The dramatic rise in utility bills has made every Louisiana Public Service Commission election more critical than ever. The PSC regulates the state's utilities including electric, water, natural gas and telecommunications and is supposed to look out for customers as well as service providers. The two largest issues in the District 1 race are skyrocketing rates and utility companies' influence on PSC members via political contributions.

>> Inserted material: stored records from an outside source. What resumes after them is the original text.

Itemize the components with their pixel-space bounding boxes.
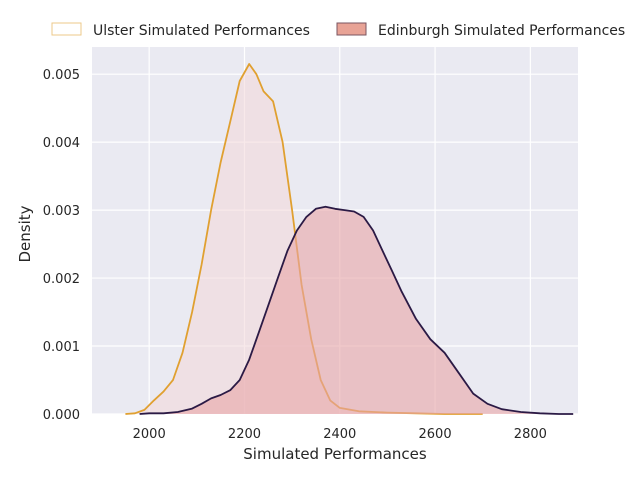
y-tick-label: 0.003: [43, 204, 80, 219]
series-area-1: [139, 206, 574, 414]
legend-label-edinburgh: Edinburgh Simulated Performances: [378, 23, 625, 39]
legend-swatch-ulster: [51, 22, 82, 36]
legend-label-ulster: Ulster Simulated Performances: [93, 23, 310, 39]
series-line-1: [139, 205, 574, 415]
y-tick-label: 0.002: [43, 272, 80, 287]
series-area-0: [125, 64, 483, 414]
x-tick-label: 2000: [133, 427, 166, 442]
y-tick-label: 0.000: [43, 408, 80, 423]
x-axis-label: Simulated Performances: [243, 445, 427, 463]
x-tick-label: 2200: [228, 427, 261, 442]
series-layer: [125, 63, 574, 415]
x-tick-label: 2400: [323, 427, 356, 442]
legend: Ulster Simulated Performances Edinburgh …: [51, 22, 625, 39]
y-tick-label: 0.001: [43, 340, 80, 355]
y-tick-label: 0.005: [43, 68, 80, 83]
x-axis-ticks: 2000 2200 2400 2600 2800: [133, 427, 547, 442]
y-axis-label: Density: [16, 205, 34, 262]
legend-swatch-edinburgh: [336, 22, 367, 36]
y-tick-label: 0.004: [43, 136, 80, 151]
x-tick-label: 2600: [419, 427, 452, 442]
y-axis-ticks: 0.000 0.001 0.002 0.003 0.004 0.005: [43, 68, 80, 423]
x-tick-label: 2800: [514, 427, 547, 442]
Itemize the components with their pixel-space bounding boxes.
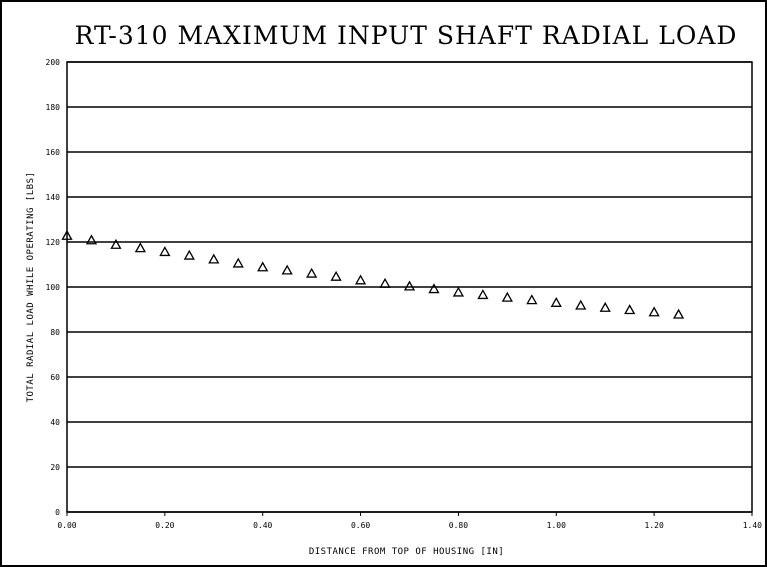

Outgoing Commission Chair Jay Blossman saw no conflict of interest in accepting campaign donations and perks from the companies he regulated while serving on the PSC. His predecessor and current candidate, John F. Schwegmann, former CEO of the Schwegmann grocery store chain who served on the PSC from 1981-1996, calls Blossman's relationship with utilities unacceptable. Schwegmann refuses campaign funds from those entities, as do former state Rep. Ken Odinet and Bruce Kincade, a local tax attorney running as an independent.
Eric Skrmetta, a Metairie lawyer who is supported by Blossman, says he doesn't have a problem accepting campaign funds from any source because contributors won't get preferential treatment. Skrmetta says one of the major forces driving up utility bills is the fuel surcharge, which is based on the volatile natural gas market. He favors a comprehensive plan that moves away from reliance on fossil fuels and toward alternative sources such as nuclear, clean coal and solar.
Kinkade says the PSC approach to regulation has been reactive instead of proactive. He pledges to work with his fellow commissioners to bring Entergy's rates down and push for more investment in renewable energy. Odinet, a former Democrat who is now a Republican, agrees that the state needs to look at other energy sources. He says nuclear energy could be the best option, but the cost of building a nuclear plant is high and could require a combination of state and federal funding.
Like the other candidates, Schwegmann favors expanding alternative energy sources, but he thinks the PSC hasn't done enough to regulate the cost of natural gas, especially when the gas is produced in-state.
"Wouldn't it be great if gas coming out of state-owned lands could benefit the citizens of Louisiana?" Schwegmann asks, adding that he will push for such a requirement.